Columna publicada el martes 7 de julio de 2020 por El Líbero.

Muchas veces, tratando de entender los problemas, terminamos por simplificarlos hasta volverlos irreconocibles. Sucede en muchos debates, en los que pensamos que hay respuestas fáciles, que reordenarán las cosas de manera tal que desaparecerá el nudo. Las redes sociales profundizan esta lógica, pues en ellas pareciera a veces que todos somos expertos y disparamos rápido las recetas ganadoras. La reforma a Carabineros ha sido el objeto de esas simplificaciones, sobre todo de octubre a la fecha, lo que es grave considerando la profundidad de los problemas y las múltiples labores que realiza la institución. Esta insuficiencia se manifiesta tanto en las aproximaciones de cierta derecha que no reconoce que haya una crisis en Carabineros (o que no haya habido nada problemático en el control de las manifestaciones en octubre), y de cierta izquierda que se debate entre el deseo de eliminar la intervención de los uniformados en la vida social y el de refundar la institución por completo, en una especie de optimismo ingenuo.

Ambas posturas tienden a reducir todo el asunto a una cuestión de voluntad o mera decisión. O el gobierno es pusilánime y debe “ponerse los pantalones”, o son un hato de malvados que permite que se siga “castigando al pueblo” y “criminalizando la protesta”. En ambos casos, bastaría con reunir voluntad política suficiente para obtener resultados inmediatos.

Esta última actitud ha tenido bastante figuración en las discusión, traducida en la propuesta de refundar Carabineros. Sin embargo, esta aproximación tiene serias limitaciones. La lógica refundacional hace difícil articular el bagaje anterior de la policía, y descarta a priori las facetas positivas de la misma: la única solución posible sería partir desde cero. Pero la idea de que es posible resetear algún aspecto de la vida social alimenta ilusiones vanas, pues el asunto es justo al revés: solo abordando lo que la institución es se vuelve posible reorientarla hacia nuevas funciones o mejorar la forma en que lleva a cabo las ya existentes. Por lo demás, no se hace cargo de la operación en el tiempo que media entre la decisión de refundar y su entrada en vigor, ni de las eventuales dificultades políticas que conllevaría tener una institución de esta índole operando con sus días contados.

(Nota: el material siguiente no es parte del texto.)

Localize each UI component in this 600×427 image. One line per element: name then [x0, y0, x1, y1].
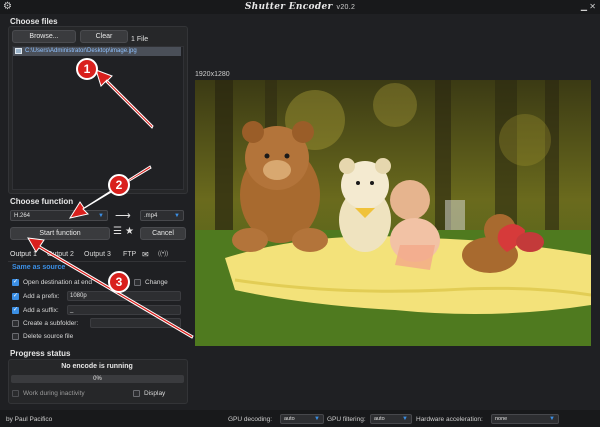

Por otra parte, la propuesta de una policía preventiva y comunitaria también es seductora; sin embargo, no da cuenta suficiente de los casos extremos en los que se debe recurrir a la fuerza, aquello que precisamente constituye la razón de ser de la función policial. Y no me refiero solamente a la contención de disturbios en manifestaciones callejeras, sino que a todo lo que implica el control del narcotráfico, los delitos de alta connotación social o la flagrancia. Todos estos casos, en los que Carabineros eventualmente debe utilizar la fuerza, exigen enfrentar preguntas mucho más profundas y sin respuestas fáciles: ¿se puede pensar en mantener la vida social exorcizando la violencia para siempre? ¿Es conveniente que el Estado renuncie a utilizarla? ¿Qué requisitos y límites se establecen para el uso de la fuerza? ¿Cómo articular la protección de los derechos humanos con el siempre necesario control del orden público? Ninguna de estas cuestiones se zanja fácilmente. Más bien, son preguntas que se responden en el tiempo, y que siempre requieren renovadas justificaciones.

Esto nos lleva a una última prevención. Varios autores han recalcado la importancia del control político de Carabineros. Esta es una dimensión fundamental para una correcta operación de la policía. Sin embargo, hay un conflicto particularmente difícil de resolver a este respecto: en general, cuando las fuerzas policiales cometen abusos en el cumplimiento de sus funciones, la autoridad política habitualmente no está dispuesta a asumirlos. Al no haber responsabilidad ni conducción política, vuelven a suceder, y de nuevo nadie quiere asumirlas. Por esto, la institución policial se desenvuelve en una peculiar orfandad, producto de un abandono no admitido por parte de quienes deberían conducirla. Este último aspecto revela que es necesaria una estrategia múltiple. Por una parte, se deben promover cambios institucionales que mejoren la formación y las prácticas de los funcionarios; y por otra, pensar las maneras de articular mejor –con todas las prevenciones que correspondan– a la fuerza pública con la autoridad política.

Todo lo anterior muestra la urgencia de comenzar a desplegar una reforma a Carabineros, y que esta no se reduzca a aspectos procedimentales, educativos o de protocolos. La tarea se vuelve aún más cuesta arriba si consideramos que nuestro sistema político es tierra baldía para llevar adelante reformas complejas, que toman tiempo y que requieren el compromiso de toda la clase política. Pero la República exige pensarse, sobre todo cuando se trata del uso de su medio más radical, la fuerza. Esto implica estar dispuestos a tener una actitud más humilde y dialogante, lejos de la dinámica simplificadora que domina el debate público.